Actually I use maildir, but apart from delete performance which is 
usually rare, mailbox seems better for nearly all use patterns

Seems like if it were possible to "solve" delete performance then 
mailbox becomes the preferred choice for many requirements (also lets 
solve the backup problem where the whole file changes every day)

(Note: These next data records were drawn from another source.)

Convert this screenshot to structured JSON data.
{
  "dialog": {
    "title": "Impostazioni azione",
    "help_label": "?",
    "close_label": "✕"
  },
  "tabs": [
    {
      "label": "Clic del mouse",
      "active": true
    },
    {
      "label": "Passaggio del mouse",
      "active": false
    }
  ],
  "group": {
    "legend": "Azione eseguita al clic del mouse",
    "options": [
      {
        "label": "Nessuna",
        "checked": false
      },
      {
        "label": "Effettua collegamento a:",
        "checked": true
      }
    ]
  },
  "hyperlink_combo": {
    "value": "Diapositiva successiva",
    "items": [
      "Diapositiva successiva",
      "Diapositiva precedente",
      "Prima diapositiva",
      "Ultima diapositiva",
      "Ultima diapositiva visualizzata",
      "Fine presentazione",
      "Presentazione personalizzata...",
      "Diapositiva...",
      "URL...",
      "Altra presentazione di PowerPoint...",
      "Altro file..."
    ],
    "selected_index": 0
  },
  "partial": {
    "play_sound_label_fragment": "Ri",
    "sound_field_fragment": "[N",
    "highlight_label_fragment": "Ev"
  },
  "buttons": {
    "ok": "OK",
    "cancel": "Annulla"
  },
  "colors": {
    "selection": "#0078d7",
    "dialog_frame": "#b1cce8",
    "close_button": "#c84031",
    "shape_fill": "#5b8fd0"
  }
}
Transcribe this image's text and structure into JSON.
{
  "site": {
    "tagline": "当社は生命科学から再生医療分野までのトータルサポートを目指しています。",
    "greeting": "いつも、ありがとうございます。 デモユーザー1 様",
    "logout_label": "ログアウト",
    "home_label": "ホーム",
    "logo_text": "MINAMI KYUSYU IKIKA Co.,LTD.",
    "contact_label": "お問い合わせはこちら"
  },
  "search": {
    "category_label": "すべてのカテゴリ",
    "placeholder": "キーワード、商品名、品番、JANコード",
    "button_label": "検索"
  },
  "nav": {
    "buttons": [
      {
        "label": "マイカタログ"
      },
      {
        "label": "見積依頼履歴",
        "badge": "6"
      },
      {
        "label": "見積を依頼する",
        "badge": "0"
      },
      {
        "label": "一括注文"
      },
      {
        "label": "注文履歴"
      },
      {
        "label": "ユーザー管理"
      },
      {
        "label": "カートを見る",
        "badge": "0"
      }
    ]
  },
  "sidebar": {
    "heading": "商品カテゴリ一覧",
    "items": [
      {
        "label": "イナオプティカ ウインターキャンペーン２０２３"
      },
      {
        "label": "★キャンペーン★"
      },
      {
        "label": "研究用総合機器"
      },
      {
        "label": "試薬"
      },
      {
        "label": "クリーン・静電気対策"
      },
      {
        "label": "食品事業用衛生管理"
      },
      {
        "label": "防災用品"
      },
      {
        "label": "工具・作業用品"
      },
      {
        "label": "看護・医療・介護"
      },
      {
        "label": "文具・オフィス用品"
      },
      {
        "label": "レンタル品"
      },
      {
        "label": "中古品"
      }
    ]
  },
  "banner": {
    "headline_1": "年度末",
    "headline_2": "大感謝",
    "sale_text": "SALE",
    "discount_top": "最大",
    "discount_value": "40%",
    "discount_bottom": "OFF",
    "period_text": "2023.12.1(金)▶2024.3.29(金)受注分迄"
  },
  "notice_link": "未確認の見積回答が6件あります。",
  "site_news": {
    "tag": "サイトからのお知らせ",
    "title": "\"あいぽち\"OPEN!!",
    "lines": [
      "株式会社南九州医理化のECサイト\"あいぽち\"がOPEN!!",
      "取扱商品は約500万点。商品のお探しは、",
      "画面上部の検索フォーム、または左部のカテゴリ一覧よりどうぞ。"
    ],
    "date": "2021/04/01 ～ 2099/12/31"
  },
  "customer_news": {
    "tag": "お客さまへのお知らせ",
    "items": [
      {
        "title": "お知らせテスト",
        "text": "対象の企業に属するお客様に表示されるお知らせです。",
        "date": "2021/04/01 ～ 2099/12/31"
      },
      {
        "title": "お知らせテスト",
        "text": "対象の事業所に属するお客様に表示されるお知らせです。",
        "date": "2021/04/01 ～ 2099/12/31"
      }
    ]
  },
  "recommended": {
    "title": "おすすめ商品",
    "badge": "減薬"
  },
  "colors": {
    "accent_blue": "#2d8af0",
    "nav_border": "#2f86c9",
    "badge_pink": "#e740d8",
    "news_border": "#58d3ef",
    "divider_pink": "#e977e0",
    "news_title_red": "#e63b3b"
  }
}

>> So one obvious hybrid would be a mailbox type structure which perhaps 
>> splits messages up into variable sized sub mailboxes based on various 
>> criteria, perhaps including message age, type of message or message 
>> size...?  The rapid write delete would happen at the head, perhaps even 
>> as a maildir layout and gradually the storage would become larger and 
>> ever more compressed mailboxes as the age/frequency of access/etc declines.
>>
>> Perhaps this is exactly dbox?
>>     
>
> Something like that. In dbox you have one storage directory containing
> all mailboxes' mails (so that copying can be done by simple index
> updates). Then you have a bunch of files, each about n MB (configurable,
> 2 MB by default). Expunging initially only marks the message as expunged
> in index. Then later (or immediately, configurable) you run a cronjob
> that goes through all dboxes and actually removes the used space by
> recreating those dbox files.
>   

Yeah, sounds good.

You might consider some kind of "head optimisation", where we can 
already assume that the latest chunk of mails will be noisy and have a 
mixture of deletes/appends, etc.  Typically mail arrives, gets responded 
to, gets deleted quickly, but I would *guess* that if a mail survives 
for XX hours in a mailbox then likely it's going to continue to stay 
there for quite a long time until some kind of purge event happens (user 
goes on a purge, archive task, etc)

Sounds good anyway

Oh, have you considered some "optional" api calls in the storage API?  
The logic might be to assume that someone wanted to do something clever 
and split the message up in some way, eg store headers separately to 
bodies or bodies carved up into mime parts.  The motivation would be if 
there was a certain access pattern to optimise.  Eg for an SQL database 
it may well be sensible to split headers and the message body in order 
to optimise searching - the current API may not take advantage of that? 

Ed W